Janus Henderson estimates that more than a quarter of the 1,200 companies screened in its Global Dividend Index have cut or deferred at least one dividend payment this year.
So, we're on pace with that estimate.
But here's the interesting part.
Dividend yields are still shockingly high!
Our average dividend yield today portfolio-wide is 18.1%.
The annual income we currently generate is over $30,000 a year on a total investment of just over $300,000.
And that's AFTER the 13 cuts.
There's an old saying – “the safest dividend is the one that's just been cut,” so we'll see if that holds up in these unprecedented times.
What Have We Learned?
Things that hurt, instruct.
Dividend cuts are painful, no doubt, but we can also take this as a teachable moment to set our expectations for dividends going forward.
If there's one lesson that the pandemic threw out in spades, it was the need for diversification.
Anyone going “all-in” on one sector for yield likely got destroyed.
Pipeline MLPs and agency mortgage REITs had their models stressed to the maximum.
Because, hey, why not pile on and start a global oil price war in the middle of a pandemic?
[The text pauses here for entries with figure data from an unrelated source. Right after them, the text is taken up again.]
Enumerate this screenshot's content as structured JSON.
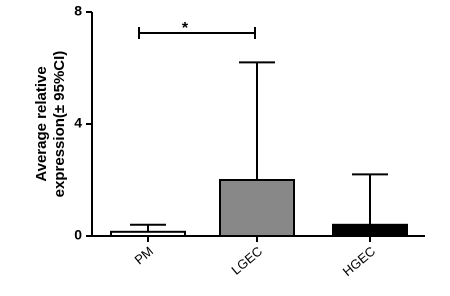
{
  "chart_data": {
    "type": "bar",
    "y_label_lines": [
      "Average relative",
      "expression(± 95%CI)"
    ],
    "categories": [
      "PM",
      "LGEC",
      "HGEC"
    ],
    "values": [
      0.15,
      2.0,
      0.4
    ],
    "errors": [
      0.25,
      4.2,
      1.8
    ],
    "colors": [
      "#ffffff",
      "#888888",
      "#000000"
    ],
    "annotation": "*",
    "ylim": [
      0,
      8
    ],
    "yticks": [
      0,
      4,
      8
    ],
    "grid": false
  }
}
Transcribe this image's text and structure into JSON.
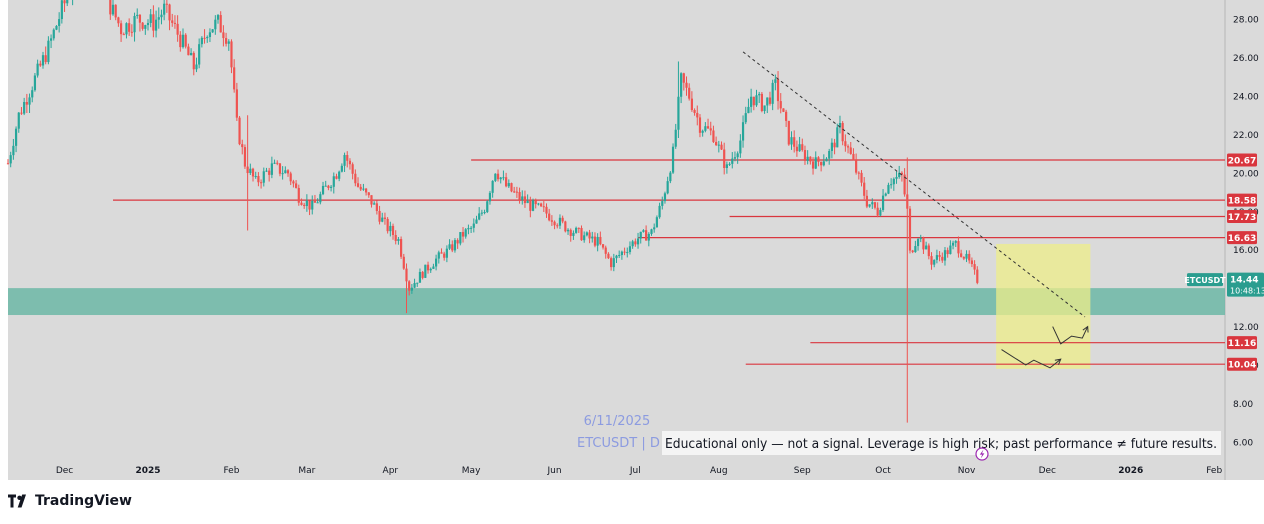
{
  "symbol_tag": "ETCUSDT",
  "price_value": "14.44",
  "countdown": "10:48:13",
  "watermark_date": "6/11/2025",
  "watermark_symbol": "ETCUSDT | D",
  "disclaimer": "Educational only — not a signal. Leverage is high risk; past performance ≠ future results.",
  "brand_name": "TradingView",
  "colors": {
    "background": "#dadada",
    "level_line": "#d9363e",
    "zone_fill": "#6fb8a7",
    "target_box": "#eeee88",
    "candle_up": "#26a69a",
    "candle_down": "#ef5350",
    "trendline": "#333333"
  },
  "icon_names": [
    "logo-icon",
    "lightning-icon"
  ],
  "chart_data": {
    "type": "candlestick",
    "y_axis": {
      "min": 5,
      "max": 29,
      "ticks": [
        6,
        8,
        10,
        12,
        14,
        16,
        18,
        20,
        22,
        24,
        26,
        28
      ],
      "tick_labels": [
        "6.00",
        "8.00",
        "10.00",
        "12.00",
        "14.00",
        "16.00",
        "18.00",
        "20.00",
        "22.00",
        "24.00",
        "26.00",
        "28.00"
      ]
    },
    "x_axis": {
      "labels": [
        "Dec",
        "2025",
        "Feb",
        "Mar",
        "Apr",
        "May",
        "Jun",
        "Jul",
        "Aug",
        "Sep",
        "Oct",
        "Nov",
        "Dec",
        "2026",
        "Feb"
      ],
      "dates": [
        "2024-12-01",
        "2025-01-01",
        "2025-02-01",
        "2025-03-01",
        "2025-04-01",
        "2025-05-01",
        "2025-06-01",
        "2025-07-01",
        "2025-08-01",
        "2025-09-01",
        "2025-10-01",
        "2025-11-01",
        "2025-12-01",
        "2026-01-01",
        "2026-02-01"
      ],
      "start": "2024-11-10",
      "end": "2026-02-05"
    },
    "anchors": [
      [
        "2024-11-10",
        20.5
      ],
      [
        "2024-11-14",
        23.0
      ],
      [
        "2024-11-25",
        26.5
      ],
      [
        "2024-11-30",
        28.5
      ],
      [
        "2024-12-06",
        30.5
      ],
      [
        "2024-12-12",
        32.0
      ],
      [
        "2024-12-17",
        29.0
      ],
      [
        "2024-12-22",
        27.5
      ],
      [
        "2024-12-28",
        28.0
      ],
      [
        "2025-01-03",
        27.8
      ],
      [
        "2025-01-07",
        28.5
      ],
      [
        "2025-01-13",
        27.0
      ],
      [
        "2025-01-18",
        25.5
      ],
      [
        "2025-01-23",
        27.5
      ],
      [
        "2025-01-27",
        27.8
      ],
      [
        "2025-01-31",
        27.0
      ],
      [
        "2025-02-03",
        22.5
      ],
      [
        "2025-02-06",
        20.5
      ],
      [
        "2025-02-10",
        19.5
      ],
      [
        "2025-02-16",
        20.3
      ],
      [
        "2025-02-22",
        20.0
      ],
      [
        "2025-02-26",
        18.8
      ],
      [
        "2025-03-03",
        18.2
      ],
      [
        "2025-03-07",
        19.0
      ],
      [
        "2025-03-12",
        20.0
      ],
      [
        "2025-03-15",
        21.0
      ],
      [
        "2025-03-20",
        19.3
      ],
      [
        "2025-03-25",
        18.5
      ],
      [
        "2025-03-30",
        17.3
      ],
      [
        "2025-04-04",
        16.5
      ],
      [
        "2025-04-08",
        14.0
      ],
      [
        "2025-04-13",
        14.8
      ],
      [
        "2025-04-18",
        15.5
      ],
      [
        "2025-04-23",
        16.0
      ],
      [
        "2025-04-28",
        16.8
      ],
      [
        "2025-05-02",
        17.2
      ],
      [
        "2025-05-06",
        18.2
      ],
      [
        "2025-05-10",
        20.2
      ],
      [
        "2025-05-14",
        19.3
      ],
      [
        "2025-05-18",
        18.8
      ],
      [
        "2025-05-23",
        18.3
      ],
      [
        "2025-05-28",
        18.0
      ],
      [
        "2025-06-02",
        17.5
      ],
      [
        "2025-06-06",
        17.1
      ],
      [
        "2025-06-12",
        16.7
      ],
      [
        "2025-06-17",
        16.4
      ],
      [
        "2025-06-22",
        15.3
      ],
      [
        "2025-06-27",
        16.0
      ],
      [
        "2025-07-02",
        16.6
      ],
      [
        "2025-07-07",
        16.9
      ],
      [
        "2025-07-11",
        18.5
      ],
      [
        "2025-07-15",
        21.0
      ],
      [
        "2025-07-18",
        24.8
      ],
      [
        "2025-07-21",
        24.0
      ],
      [
        "2025-07-25",
        22.5
      ],
      [
        "2025-07-30",
        22.0
      ],
      [
        "2025-08-04",
        20.2
      ],
      [
        "2025-08-09",
        21.7
      ],
      [
        "2025-08-13",
        24.0
      ],
      [
        "2025-08-18",
        23.5
      ],
      [
        "2025-08-22",
        24.5
      ],
      [
        "2025-08-27",
        21.8
      ],
      [
        "2025-09-01",
        21.0
      ],
      [
        "2025-09-06",
        20.5
      ],
      [
        "2025-09-11",
        21.0
      ],
      [
        "2025-09-15",
        22.3
      ],
      [
        "2025-09-20",
        20.5
      ],
      [
        "2025-09-25",
        18.5
      ],
      [
        "2025-09-29",
        18.0
      ],
      [
        "2025-10-03",
        19.6
      ],
      [
        "2025-10-08",
        19.8
      ],
      [
        "2025-10-10",
        18.0
      ],
      [
        "2025-10-11",
        15.8
      ],
      [
        "2025-10-14",
        16.8
      ],
      [
        "2025-10-19",
        15.4
      ],
      [
        "2025-10-24",
        15.8
      ],
      [
        "2025-10-28",
        16.3
      ],
      [
        "2025-11-02",
        15.3
      ],
      [
        "2025-11-05",
        14.44
      ]
    ],
    "wick_extremes": [
      {
        "date": "2025-02-07",
        "high": 23.0,
        "low": 17.0
      },
      {
        "date": "2025-04-07",
        "low": 12.7
      },
      {
        "date": "2025-07-17",
        "high": 25.8
      },
      {
        "date": "2025-08-23",
        "high": 25.3
      },
      {
        "date": "2025-10-10",
        "high": 20.8,
        "low": 7.0
      }
    ],
    "horizontal_levels": [
      {
        "price": 20.67,
        "label": "20.67",
        "from": "2025-05-01"
      },
      {
        "price": 18.58,
        "label": "18.58",
        "from": "2024-12-19"
      },
      {
        "price": 17.73,
        "label": "17.73",
        "from": "2025-08-05"
      },
      {
        "price": 16.63,
        "label": "16.63",
        "from": "2025-07-02"
      },
      {
        "price": 11.16,
        "label": "11.16",
        "from": "2025-09-04"
      },
      {
        "price": 10.04,
        "label": "10.04",
        "from": "2025-08-11"
      }
    ],
    "support_zone": {
      "top": 14.0,
      "bottom": 12.6
    },
    "trendline": {
      "from": [
        "2025-08-10",
        26.3
      ],
      "to": [
        "2025-12-15",
        12.5
      ]
    },
    "target_box": {
      "from": "2025-11-12",
      "to": "2025-12-17",
      "top": 16.3,
      "bottom": 9.8
    },
    "projected_paths": [
      [
        [
          "2025-11-14",
          10.8
        ],
        [
          "2025-11-23",
          10.0
        ],
        [
          "2025-11-26",
          10.25
        ],
        [
          "2025-12-02",
          9.85
        ],
        [
          "2025-12-06",
          10.3
        ]
      ],
      [
        [
          "2025-12-03",
          12.0
        ],
        [
          "2025-12-06",
          11.1
        ],
        [
          "2025-12-10",
          11.5
        ],
        [
          "2025-12-14",
          11.4
        ],
        [
          "2025-12-16",
          12.0
        ]
      ]
    ]
  }
}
Looking at you, Saudi Arabia and Russia.
I teach and follow an 80/15/5 portfolio diversification strategy of income, value, and growth investments.
And recommend diversification within each of those buckets so while our MLP's and mortgage REITs had dividend cuts, a few of our holdings in other sectors actually increased dividends.
That offsets some of the pain.
Will Dividends Come Back?
For that, we can go back to the futures.
Options and futures have a unique pricing mechanism that incorporates dividends likely to be received.
While options and futures themselves don't receive or pay any dividends, they have to incorporate that amount in their calculations.
And those futures are suggesting that dividend cuts are peaking and dividend payments are likely to start increasing.
“Dividend futures have already bottomed and rebounded sharply, which is in sharp contrast to the (the next 12 months) EPS forecasts,” according to Morgan Stanley equity strategists Michael Wilson and Adam Virgadamo.
“Companies will always do their best to protect dividend payments and there is substantial empirical data on the strong signaling effects of dividends for stock prices,” they added.
They also point out that the futures market recently priced in a 15% decrease in S&P 500 dividends paid out this year compared to 2019 levels.
And they don't see that as a bearish signal.
“If investors believe dividends will only fall 15% in such a terrible economic year, it should make them feel better about this stream of dividends in the future,” they concluded.
What's more, they maintain that a 15% decline in S&P 500 dividend payments this year is too pessimistic: “We suspect many management teams will be reluctant to cut dividends.
So, if 32.5% of the companies have cut their dividend, but we're only experiencing a 15% decline in actual dividend payments, then I personally call that a win considering we're in the midst of the biggest economic disaster of my lifetime.
The dividend cuts have certainly bummed us income investors out but taught us something.
We have lost some dividend income, but let's not throw the baby out with the bathwater as my Gramma used to say.
Going forward, the number of dividend cuts are set to decline, and it's likely that dividend stocks start giving us raises again.
Be diligent, patient, and look for opportunities to pick up great companies at a discount.